Add (intermediate) results to pipeline_state, this makes it easier to accumulate results without keeping additional client-side state info

Open davidsbatista opened this issue 7 months ago • 1 comments

May 30 '25 12:05 davidsbatista

@davidsbatista @julian-risch I drafted the solution if it is ok I will create a PR.

Proposed Solution

Add a minimal, opt-in feature that automatically accumulates intermediate results in the pipeline's internal state:

Core Changes

Add pipeline_state property - A read-only view of accumulated intermediate results
Add accumulate_intermediate_results parameter - Simple boolean flag for pipeline run methods
Automatic accumulation - When enabled, collects outputs from all components during execution

🔧 How it works

# Before (manual approach)
pipeline.run(data, include_outputs_from={"comp1", "comp2", "comp3"})

# After (automatic approach)  
pipeline.run(data, accumulate_intermediate_results=True)

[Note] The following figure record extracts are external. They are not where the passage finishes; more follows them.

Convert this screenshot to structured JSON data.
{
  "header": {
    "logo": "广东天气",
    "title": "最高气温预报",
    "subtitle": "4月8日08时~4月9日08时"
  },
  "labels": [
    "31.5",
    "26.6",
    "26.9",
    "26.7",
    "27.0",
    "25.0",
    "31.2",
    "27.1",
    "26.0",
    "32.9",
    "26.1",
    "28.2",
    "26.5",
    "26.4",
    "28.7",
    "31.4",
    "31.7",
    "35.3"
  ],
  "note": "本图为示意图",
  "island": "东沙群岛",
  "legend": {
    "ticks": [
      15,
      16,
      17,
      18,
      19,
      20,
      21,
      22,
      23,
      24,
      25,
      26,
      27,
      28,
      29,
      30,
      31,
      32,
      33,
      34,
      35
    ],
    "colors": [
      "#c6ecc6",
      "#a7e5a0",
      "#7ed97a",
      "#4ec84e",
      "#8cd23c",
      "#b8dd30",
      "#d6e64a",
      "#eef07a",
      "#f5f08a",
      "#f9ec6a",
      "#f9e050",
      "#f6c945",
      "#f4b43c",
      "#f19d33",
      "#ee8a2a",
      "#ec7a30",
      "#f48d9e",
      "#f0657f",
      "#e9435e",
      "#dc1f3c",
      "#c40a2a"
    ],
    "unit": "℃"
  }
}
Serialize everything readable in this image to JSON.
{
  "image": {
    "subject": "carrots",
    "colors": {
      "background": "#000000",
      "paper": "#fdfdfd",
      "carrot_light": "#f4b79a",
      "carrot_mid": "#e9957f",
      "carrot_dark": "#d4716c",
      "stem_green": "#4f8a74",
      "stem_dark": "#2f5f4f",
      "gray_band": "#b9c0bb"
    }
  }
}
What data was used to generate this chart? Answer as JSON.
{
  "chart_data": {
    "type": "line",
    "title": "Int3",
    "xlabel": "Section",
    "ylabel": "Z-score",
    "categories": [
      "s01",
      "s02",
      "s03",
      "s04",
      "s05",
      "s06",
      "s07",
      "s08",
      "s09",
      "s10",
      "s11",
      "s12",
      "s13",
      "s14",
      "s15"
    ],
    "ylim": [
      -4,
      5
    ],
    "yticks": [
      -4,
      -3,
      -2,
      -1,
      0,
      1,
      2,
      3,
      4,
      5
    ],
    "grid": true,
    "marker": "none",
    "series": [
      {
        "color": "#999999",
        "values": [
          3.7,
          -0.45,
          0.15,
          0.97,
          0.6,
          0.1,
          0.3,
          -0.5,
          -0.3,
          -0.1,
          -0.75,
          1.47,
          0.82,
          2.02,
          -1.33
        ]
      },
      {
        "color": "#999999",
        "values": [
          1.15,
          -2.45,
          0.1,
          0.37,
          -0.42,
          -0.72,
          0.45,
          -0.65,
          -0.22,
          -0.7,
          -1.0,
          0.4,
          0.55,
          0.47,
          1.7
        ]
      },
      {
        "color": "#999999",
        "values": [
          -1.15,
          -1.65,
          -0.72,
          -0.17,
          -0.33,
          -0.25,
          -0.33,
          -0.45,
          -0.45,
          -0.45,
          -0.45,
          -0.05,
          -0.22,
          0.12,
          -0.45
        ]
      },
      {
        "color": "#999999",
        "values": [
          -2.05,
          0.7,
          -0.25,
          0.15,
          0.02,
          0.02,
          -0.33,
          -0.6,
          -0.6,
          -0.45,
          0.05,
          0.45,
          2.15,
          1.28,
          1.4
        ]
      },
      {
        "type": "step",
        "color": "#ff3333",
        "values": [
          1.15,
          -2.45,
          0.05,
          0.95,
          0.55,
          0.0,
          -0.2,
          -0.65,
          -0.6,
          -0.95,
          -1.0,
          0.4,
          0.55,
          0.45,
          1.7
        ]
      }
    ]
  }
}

# Access accumulated state anytime
state = pipeline.pipeline_state
print(f"Component 'comp1' output: {state.get('comp1')}")

Implementation Details

The implementation is extremely lightweight:

Adds _pipeline_state: Dict[str, Any] = {} to base pipeline class
When accumulate_intermediate_results=True, automatically sets include_outputs_from to all components
During execution, populates _pipeline_state with component outputs
Exposes read-only access via pipeline_state property

Jun 01 '25 09:06 YassinNouh21